After Giovanni Battista Langetti by Lorenzo Zucchi. The Flaying of Marsyas. "The Flaying of Marsyas." Dresden: C.H.von Heineken 1750-1757
Black & white copper engraving of Apollo flaying Marsyas, from the Recueil d'estampes d'après les plus célèbres tableaux de la Galerie Royale de Dresde. Engraved by Lorenzo Zucchi and Anto. Kern after the painting of Giovanni Battista Langetti. Lettered below image with production detail: 'Ant. Kern del. - L. Zucchi Scul.' and 'Quadro di Giovambattista Langetti..', 'Tableau de Jean Baptiste Langetti..', and size and provenance of painting in Italian and French. Numbered 47 on plate.
The image show Apollo at the centre tying the satyr's legs to a tree trunk; on the right, an old satyr with his arms folded; on the left, three more satyrs witnessing the scene.
Maryas is mythological personage, connected with the earliest period of Greek music. He is variously called the son of Hyagnis, or of Oeagrus, or of Olympus. Some make him a satyr, others a peasant. All agree in placing him in Phrygia. The following is the outline of his story, according to the mythographers. Athena having, while playing the flute, seen the reflection of herself in water, and observed the distortion of her features, threw away the instrument in disgust. It was picked up by Marsyas, who no sooner began to blow through it than the flute, having once been inspired by the breath of a goddess, emitted of its own accord the most beautiful strains. Elated by his success, Marsyas was rash enough to challenge Apollo to a musical contest, the conditions of which were that the victor should do what he pleased with the vanquished. The Muses, or, according to others, the Nysaeans, were the umpires. Apollo played upon the cithara, and Marsyas upon the flute; and it was not till the former added his voice to the music of his lyre that the contest was decided in his favour. As a just punishment for the presumption of Marsyas, Apollo bound him to a tree, and flayed him alive. His blood was the source of the river Marsyas, and Apollo hung up his skin in the cave out of which that river flows. Dark impression; light toning and dampstain to left and lower blank margins; soft crease to upper right corner,
Recueil d'estampes d'après les plus célèbres tableaux de la Galerie Royale de Dresde ( The Dresden Gallery), was a series of 100 prints executed by several artists across Europe and reproducing the most famous paintings of the Dresden Gallery' The project was launched c.1750; a first volume including fifty prints was published in 1753, and a second volume of fifty prints followed in 1757. The production was organised by C.H.von Heineken A supplementary set of fifty, focusing mainly on landscapes, was published much later and independently in c.1795.
Giovanni Battista or Giambattista Langetti Langetti (Genoa, 1625 - Venice, 1676) was an Italian Baroque painter of the seventeenth century, who was active in Genoa, Rome and Venice, where he finished his life He served his apprenticeship with Gioacchino Assereto and Pietro da Cortona, and finally with Giovanni Francesco Cassana.
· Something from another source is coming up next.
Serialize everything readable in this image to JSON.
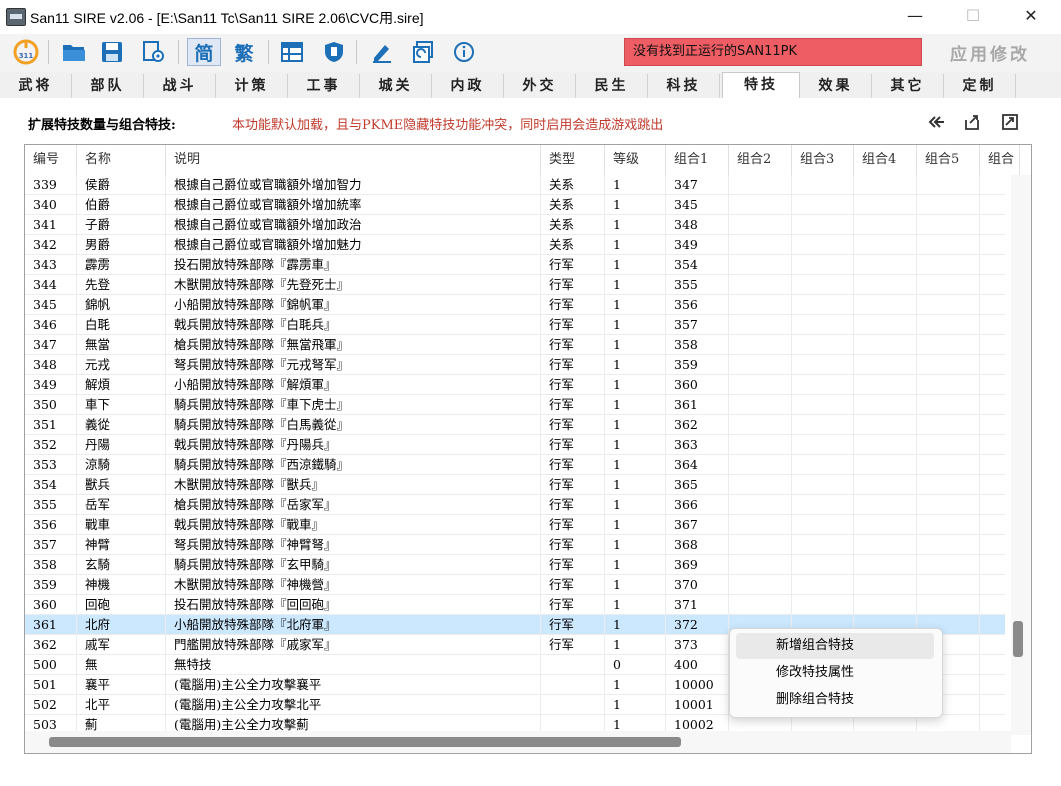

Àt Venice in the 1650s, he worked in the style of Caravagio ; he influenced Johann Karl Loth (1632-1698) and Antonio Zanchi: he also painted historical portraits for families of Veneto and Lombardy.
Lorenzo Zucchi (1704 - 1779) Engraver. b. Venice, son of Andrea, nephew of Francesco. To Dresden with his father in 1726. Appointed court engraver in 1738, and in 1764 professor of engraving at the Academy.
Anton Kern (1709 - 1747) Also known as Kern, Franz Anton; Körne, Anton; Körne, Antonin Painter. While attending latin school he met painter Lorenzo Rossi, who taught him and took him to Dresden for 1 year and to Venice. In Venice for 7 years, he was trained by Giovanni Battista Pittoni. Moved to Prague and painted for court there. In 1738 he returned to Dresden. August III. was delighted by him and sent him to Rome for further studies. 1741 court painter in Dresden.
British Museum no:1855,0609.1267. 435 by 565mm (17¼ by 22¼ inches).